This is interesting, but could you provide a link to the Tuning work on learning outcomes? Google got me to http://www.unideusto.org/tuningeu/teaching-learning-a-assessment.html, but there didn’t seem to be anything there that could be operationalised in TEF 3.
I don’t understand the comments on the NSS. Firstly, the US evidence is a red herring: it’s old, and comes from a very different environment (and in the above, student satisfaction is bundled in with Rate My Professor et al). The NSS is a national and research-informed exercise. Secondly, though there is a headline element of ‘satisfaction’ in the NSS, it captures a lot more than that.
I’d be interested to know which of these questions (from NSS 2017) the ‘educationists’ referenced think aren’t usable proxies for good teaching, and why a good performance on these questions indicates dumbing down:
Are staff are good at explaining things? Have they made the subject interesting?
Is the course intellectually stimulating, and has it challenged the student to achieve her best work?
Have the criteria used in marking been clear in advance?
Are marking and assessment fair?
Has feedback been timely, and have comments been helpful?
Has the student been able to contact staff when she needed to?
Has she received sufficient advice and guidance on the course, and good advice when making study choices?
In response to Stephen. None of these questions elicit data on what students have actually learned during their programmes. What they say they have learned, and whether they consider the learning experience ‘good’, ‘interesting’, ‘stimulating’, ‘challenging’, ‘clear’, ‘fair, ‘helpful’, ‘sufficient’, etc – you can pick any other slippery ambiguous value-laden signifier you like – remain trapped in the realm of subjective opinion. There is no necessary consistency between variations in subjective self-reporting and variations in objective learning.

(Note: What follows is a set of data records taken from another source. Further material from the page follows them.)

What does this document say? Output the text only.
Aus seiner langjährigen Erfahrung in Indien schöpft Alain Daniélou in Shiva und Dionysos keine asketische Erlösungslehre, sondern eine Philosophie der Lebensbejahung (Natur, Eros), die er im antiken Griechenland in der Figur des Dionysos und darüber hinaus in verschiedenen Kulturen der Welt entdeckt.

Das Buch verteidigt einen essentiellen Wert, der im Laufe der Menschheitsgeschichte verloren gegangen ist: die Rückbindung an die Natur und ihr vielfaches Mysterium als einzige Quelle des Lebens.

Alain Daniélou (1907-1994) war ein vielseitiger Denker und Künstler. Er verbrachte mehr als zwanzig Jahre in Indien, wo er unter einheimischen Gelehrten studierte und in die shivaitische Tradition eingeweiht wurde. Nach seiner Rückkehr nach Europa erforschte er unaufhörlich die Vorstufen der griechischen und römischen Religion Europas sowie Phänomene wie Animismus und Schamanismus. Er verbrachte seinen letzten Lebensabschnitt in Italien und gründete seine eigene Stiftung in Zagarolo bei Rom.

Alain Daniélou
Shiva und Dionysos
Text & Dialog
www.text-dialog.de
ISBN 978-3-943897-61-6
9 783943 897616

You could ask a group of people to estimate the distance between the earth and the moon and take the average of the guesses as the truth. But it wouldn’t be very good astronomy. At least though that question would be about the material world. If you asked them how far it was on a Likert scale of 1-5, from ‘a very long way’ to ‘not so far at all’ that would tell you even less. Why do we have to run educational assessment using business research methods designed for customer marketing? Why can’t we design measures of actual learning outcomes, for comparative purposes? The OECD can do it for 15-year olds in three domains in the PISA programmes. It’s harder at higher education stage because of the specialised character of knowledge but it is not impossible.